The Wall Street Journal reported recently on a new trend in retailing: pruning down the huge number of product variations, or stock-keeping units (SKUs), on the nation’s shelves. Driven by their desire to control more and more of retailers’ shelf space, consumer product companies introduced more than 47,000 new products, package sizes or variations in 2008 alone. Retail chain operators, not to mention customers, have finally cried “Enough!” And market researchers are hearing that shoppers feel overwhelmed and confused by too much to choose from – almost 50,000 items in a typical large supermarket.
We at Leonardo Group Americas don’t profess to be retail experts, but we do see a valuable lesson in this news – valuable to all of us who work to improve the efficiency, effectiveness and flexibility of value streams. Complexity of any kind – of processing steps, inventory to manage, sequencing problems, excess transportation, and long lead times – always drives cost. We would claim that the enormous product proliferation in consumer goods of recent decades, rather than delivering “greater choice and value” to the end customer, actually backfired by confusing that customer, and bloating the cost structure of the entire manufacturing and distribution value stream. No one asked his retailer for 50 different versions of Oreo Cookies!
Two lessons come to mind. First, as a manufacturer or marketer, don’t be so consumed in your own struggles and world view (“We’re going to dominate Target’s shampoo department!”) that you lose touch with the living, breathing customer actually trying to select some shampoo. Work hard and continuously to understand what really constitutes value for that decision-maker at the end of your value stream.
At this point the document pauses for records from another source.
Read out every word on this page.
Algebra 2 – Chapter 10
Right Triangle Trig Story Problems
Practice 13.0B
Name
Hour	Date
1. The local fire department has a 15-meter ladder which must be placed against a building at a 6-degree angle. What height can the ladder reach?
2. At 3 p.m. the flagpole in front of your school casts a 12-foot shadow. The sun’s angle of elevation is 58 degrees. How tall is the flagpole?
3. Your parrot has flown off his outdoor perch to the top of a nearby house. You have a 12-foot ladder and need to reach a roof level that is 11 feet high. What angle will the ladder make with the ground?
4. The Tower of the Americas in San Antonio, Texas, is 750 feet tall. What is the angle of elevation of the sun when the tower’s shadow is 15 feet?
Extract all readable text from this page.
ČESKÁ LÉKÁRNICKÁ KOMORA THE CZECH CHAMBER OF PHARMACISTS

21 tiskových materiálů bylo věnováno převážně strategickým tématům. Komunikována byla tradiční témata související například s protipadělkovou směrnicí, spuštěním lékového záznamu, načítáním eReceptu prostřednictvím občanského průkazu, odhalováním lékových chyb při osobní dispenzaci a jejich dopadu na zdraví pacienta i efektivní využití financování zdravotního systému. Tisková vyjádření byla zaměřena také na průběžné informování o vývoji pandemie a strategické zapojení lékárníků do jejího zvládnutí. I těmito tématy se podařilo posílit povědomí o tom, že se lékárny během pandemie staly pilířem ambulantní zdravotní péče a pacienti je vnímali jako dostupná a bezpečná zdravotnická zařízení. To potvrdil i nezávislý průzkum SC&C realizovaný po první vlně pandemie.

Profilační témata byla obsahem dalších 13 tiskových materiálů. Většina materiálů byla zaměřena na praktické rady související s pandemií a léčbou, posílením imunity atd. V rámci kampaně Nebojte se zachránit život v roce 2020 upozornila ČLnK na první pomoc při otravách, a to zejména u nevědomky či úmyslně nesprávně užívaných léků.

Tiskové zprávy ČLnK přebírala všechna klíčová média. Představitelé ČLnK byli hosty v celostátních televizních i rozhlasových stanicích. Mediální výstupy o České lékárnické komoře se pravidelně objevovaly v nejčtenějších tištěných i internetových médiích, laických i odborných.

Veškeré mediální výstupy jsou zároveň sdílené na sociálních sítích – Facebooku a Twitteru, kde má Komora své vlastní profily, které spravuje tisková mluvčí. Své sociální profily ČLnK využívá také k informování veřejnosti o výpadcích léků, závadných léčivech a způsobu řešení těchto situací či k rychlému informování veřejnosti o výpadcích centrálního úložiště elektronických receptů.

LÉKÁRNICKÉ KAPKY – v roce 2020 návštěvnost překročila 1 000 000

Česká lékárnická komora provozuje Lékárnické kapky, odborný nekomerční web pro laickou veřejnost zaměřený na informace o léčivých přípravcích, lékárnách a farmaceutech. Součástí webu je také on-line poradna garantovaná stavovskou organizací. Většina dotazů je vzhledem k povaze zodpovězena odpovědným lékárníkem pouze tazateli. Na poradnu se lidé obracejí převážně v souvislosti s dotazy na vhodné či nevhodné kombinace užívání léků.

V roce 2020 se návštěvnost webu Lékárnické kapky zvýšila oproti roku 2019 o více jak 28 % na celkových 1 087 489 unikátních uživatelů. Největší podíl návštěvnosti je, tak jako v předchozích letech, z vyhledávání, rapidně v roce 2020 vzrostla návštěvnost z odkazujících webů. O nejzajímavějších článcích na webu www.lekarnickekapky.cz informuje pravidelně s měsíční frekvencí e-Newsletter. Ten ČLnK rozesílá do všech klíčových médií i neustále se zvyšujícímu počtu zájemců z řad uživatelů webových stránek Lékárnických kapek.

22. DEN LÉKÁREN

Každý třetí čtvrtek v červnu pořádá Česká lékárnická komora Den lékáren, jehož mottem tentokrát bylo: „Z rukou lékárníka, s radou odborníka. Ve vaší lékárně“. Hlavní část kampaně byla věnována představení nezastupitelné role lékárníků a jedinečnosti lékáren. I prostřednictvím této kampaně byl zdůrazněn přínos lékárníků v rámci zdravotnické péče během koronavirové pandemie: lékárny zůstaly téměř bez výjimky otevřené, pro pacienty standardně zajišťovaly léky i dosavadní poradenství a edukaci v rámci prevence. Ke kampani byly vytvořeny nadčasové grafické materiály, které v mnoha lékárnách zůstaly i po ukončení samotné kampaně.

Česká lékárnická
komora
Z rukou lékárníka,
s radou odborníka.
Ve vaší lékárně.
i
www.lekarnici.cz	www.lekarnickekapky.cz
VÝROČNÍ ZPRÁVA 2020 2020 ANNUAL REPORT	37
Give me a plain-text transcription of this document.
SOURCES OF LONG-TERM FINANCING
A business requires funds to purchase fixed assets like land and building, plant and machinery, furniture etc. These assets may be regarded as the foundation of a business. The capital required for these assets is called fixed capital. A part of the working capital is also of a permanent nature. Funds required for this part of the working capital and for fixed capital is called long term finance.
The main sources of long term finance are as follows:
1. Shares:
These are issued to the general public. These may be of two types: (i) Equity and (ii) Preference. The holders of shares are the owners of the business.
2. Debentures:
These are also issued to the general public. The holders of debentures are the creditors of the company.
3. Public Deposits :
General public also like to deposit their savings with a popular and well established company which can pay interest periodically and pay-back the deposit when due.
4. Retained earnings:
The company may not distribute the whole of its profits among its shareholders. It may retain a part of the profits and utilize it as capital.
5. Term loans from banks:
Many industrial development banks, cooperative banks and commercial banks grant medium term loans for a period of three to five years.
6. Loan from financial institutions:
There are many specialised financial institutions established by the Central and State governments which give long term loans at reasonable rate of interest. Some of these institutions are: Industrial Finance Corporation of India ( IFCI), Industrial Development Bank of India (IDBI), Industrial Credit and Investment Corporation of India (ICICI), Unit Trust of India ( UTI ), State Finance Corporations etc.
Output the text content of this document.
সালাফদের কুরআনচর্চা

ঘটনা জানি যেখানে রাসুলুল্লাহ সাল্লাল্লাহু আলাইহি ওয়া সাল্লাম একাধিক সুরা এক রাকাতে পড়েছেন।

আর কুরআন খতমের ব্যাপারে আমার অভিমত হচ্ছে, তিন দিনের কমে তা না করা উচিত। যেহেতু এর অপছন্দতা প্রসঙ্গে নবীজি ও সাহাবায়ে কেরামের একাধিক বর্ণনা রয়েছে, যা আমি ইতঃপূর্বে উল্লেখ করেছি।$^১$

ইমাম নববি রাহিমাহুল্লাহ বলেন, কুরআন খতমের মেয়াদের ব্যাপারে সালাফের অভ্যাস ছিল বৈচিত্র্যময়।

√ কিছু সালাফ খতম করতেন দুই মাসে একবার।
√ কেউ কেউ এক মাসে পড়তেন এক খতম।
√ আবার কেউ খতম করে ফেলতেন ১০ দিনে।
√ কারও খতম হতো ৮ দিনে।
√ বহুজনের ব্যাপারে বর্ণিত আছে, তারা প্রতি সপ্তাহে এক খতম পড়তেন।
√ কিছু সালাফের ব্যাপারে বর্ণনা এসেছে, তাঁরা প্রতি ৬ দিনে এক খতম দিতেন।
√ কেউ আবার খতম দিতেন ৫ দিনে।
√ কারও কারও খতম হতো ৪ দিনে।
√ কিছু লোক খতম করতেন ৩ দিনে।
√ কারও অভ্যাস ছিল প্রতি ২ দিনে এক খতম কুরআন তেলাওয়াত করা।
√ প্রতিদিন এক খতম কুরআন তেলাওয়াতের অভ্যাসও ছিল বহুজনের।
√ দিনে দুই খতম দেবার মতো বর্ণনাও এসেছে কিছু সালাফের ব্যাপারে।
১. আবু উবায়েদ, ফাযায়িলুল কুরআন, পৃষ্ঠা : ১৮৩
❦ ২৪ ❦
And second, never underestimate the transformative power of re-simplifying a value stream which has become too convoluted or complex. In our consulting work with hundreds of client companies, we have never led a Value-Stream Mapping session that did not result in surprise, astonishment, sometimes embarrassment, and always a drive to action among the participants. “What? We run invoices through all those departments? And it takes four days? Let’s map out how we’ll do it in four hours!”
Unnecessary complexity also makes it very hard for management to see, and know, how things are going. We recently finished a Lean line implementation for a remanufacturer with badly disjointed processes and piles of WIP everywhere. The VP of Operations, whose mezzanine office overlooked the whole facility, exclaimed after the new line was running: “Now I can see everything – units for the day, who’s ahead, and where we need resources!”
Perhaps the best-named book in the Lean literature is Learning to See, the well-illustrated text on Value Stream Mapping by Mike Rother and John Shook. What’s so great about that title? Because learning to see value, processes, and waste is the most valuable skill that you, your colleagues and your employees can gain and put to use. Once you can see where your company’s real value comes from, attaining simplicity comes naturally – and with it, all those Lean benefits of lower cost, better quality, and improved timeliness that retain your loyal customers and attract new ones.
Reference: “Retailers Cut Back on Variety, Once the Spice of Marketing”, by Ilan Brat, Ellen Byron and Ann Zimmerman,The Wall Street Journal, June 26, 2009.